$$\frac{dy}{dx}\ln(x)+\frac{2y}{x}=1$$
The solution has evaded me thus far. I've tried pursuing the integrating factor technique (writing the equation as a differential and trying to find an integrating factor that will make it a full differential) but with no success. Any help is appreciated.
On
The integrating factor technique can always solve these types of problems, and will reveal if the solution can only be written as an integral. We divide both sides by $ln(x)$ to get
$$\frac{dy}{dx}+\frac{2y}{x\ln(x)}=\frac{1}{\ln(x)}$$
The integrating factor is then
$$\mu(x)=e^{\int\frac{2}{x\ln(x)}dx}=e^{2\ln(\ln(x))}=\ln^2(x)$$
Multiplying by this and rewriting the left side gives
$$\frac{d}{dx}\left(\ln^2(x)y\right)=\ln(x)$$
This equation can be integrated, where the right side requires integration by parts.
On
You can almost apply the product rule to the LHS, but the factor of $2$ on the second term ruins this opportunity. If only we had a square somewhere, that gives us this factor of $2$ when differentiated.
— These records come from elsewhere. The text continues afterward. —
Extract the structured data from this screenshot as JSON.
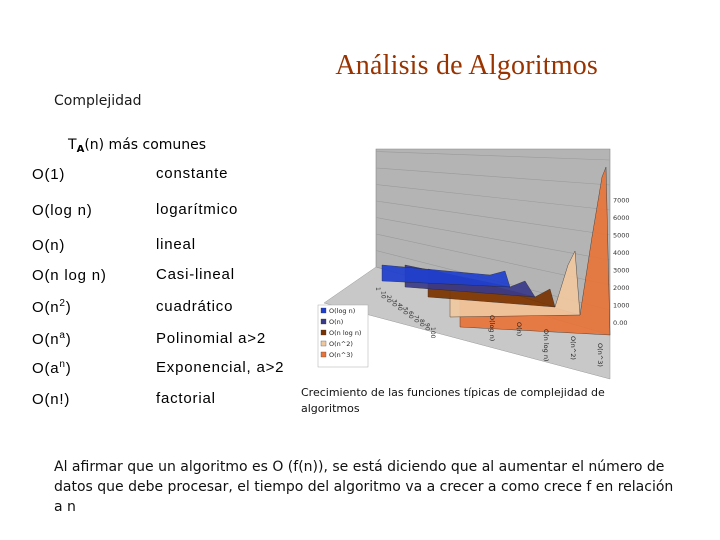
{
  "slide": {
    "title": "Análisis de Algoritmos",
    "subtitle": "Complejidad",
    "table_heading": {
      "prefix": "T",
      "sub": "A",
      "suffix": "(n) más comunes"
    },
    "rows": [
      {
        "pre": "O(1)",
        "sup": "",
        "post": "",
        "desc": "constante"
      },
      {
        "pre": "O(log n)",
        "sup": "",
        "post": "",
        "desc": "logarítmico"
      },
      {
        "pre": "O(n)",
        "sup": "",
        "post": "",
        "desc": "lineal"
      },
      {
        "pre": "O(n log n)",
        "sup": "",
        "post": "",
        "desc": "Casi-lineal"
      },
      {
        "pre": "O(n",
        "sup": "2",
        "post": ")",
        "desc": "cuadrático"
      },
      {
        "pre": "O(n",
        "sup": "a",
        "post": ")",
        "desc": "Polinomial a>2"
      },
      {
        "pre": "O(a",
        "sup": "n",
        "post": ")",
        "desc": "Exponencial, a>2"
      },
      {
        "pre": "O(n!)",
        "sup": "",
        "post": "",
        "desc": "factorial"
      }
    ],
    "caption": "Crecimiento de las funciones típicas de complejidad de algoritmos",
    "body_text": "Al afirmar que un algoritmo es O (f(n)), se está diciendo que al aumentar el número de datos que debe procesar, el tiempo del algoritmo va a crecer a como crece f en relación a n"
  },
  "colors": {
    "title": "#993300",
    "chart_wall": "#b4b4b4",
    "chart_floor": "#c8c8c8",
    "log_series": "#1f3fcf",
    "n_series": "#3a3a8a",
    "nlogn_series": "#7a3300",
    "n2_series": "#f0c8a0",
    "n3_series": "#e8743a"
  },
  "chart_data": {
    "type": "area",
    "y_ticks": [
      "0.00",
      "1000",
      "2000",
      "3000",
      "4000",
      "5000",
      "6000",
      "7000"
    ],
    "x_ticks": [
      "1",
      "10",
      "20",
      "30",
      "40",
      "50",
      "60",
      "70",
      "80",
      "90",
      "100"
    ],
    "series_labels": [
      "O(log n)",
      "O(n)",
      "O(n log n)",
      "O(n^2)",
      "O(n^3)"
    ],
    "legend": [
      "O(log n)",
      "O(n)",
      "O(n log n)",
      "O(n^2)",
      "O(n^3)"
    ]
  }
}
To that end, you can multiply both sides of the equation by $ln(x)$ to get that:
$$y'(x)\cdot ln^2(x) + y(x) \cdot2ln(x) \cdot \frac{1}{x} =(ln^2(x)y(x))'= ln(x) \Leftrightarrow ln^2(x)y(x) = xlnx-x+C $$
Can you continue from here?
On
The equation is in the linear form. You first solve the homogeneous equation, which is separable:
$$\frac{y'}y+\frac{2}{x\ln(x)}=0$$
giving
$$\ln(y)+2\ln(\ln(x))=C$$ or $$y=\frac C{\ln^2(x)}.$$
Now by variation of the constant,
$$\frac{C'}{\ln(x)}-\frac{2C}{x\ln^2(x)}+\frac{2C}{x\ln^2(x)}=1$$
and
$$C=x\ln(x)-x+K.$$
Finally,
$$y=\frac{x\ln(x)-x+K}{\ln^2(x)}.$$
You obtain this result faster with the integrand factor $\ln(x)$, turning the equation to
$$y'\ln^2(x)+y\frac{2\ln(x)}x=(y\ln^2(x))'=\ln(x).$$
Write your equation in the form $$y'(x)+\frac{2y(x)}{x\ln(x)}=\frac{1}{\ln(x)}$$ and multiply the equation by $$\mu=e^{\int\frac{2}{x\log(x)}dx}=\log^2(x)$$ and now note that $$\frac{2\log(x)}{x}=\frac{d}{dx}\log^2(x)$$ and we get $$\int\frac{d}{dx}(\log^2(x)y(x))dx=\int\log(x)dx$$ Can you finish?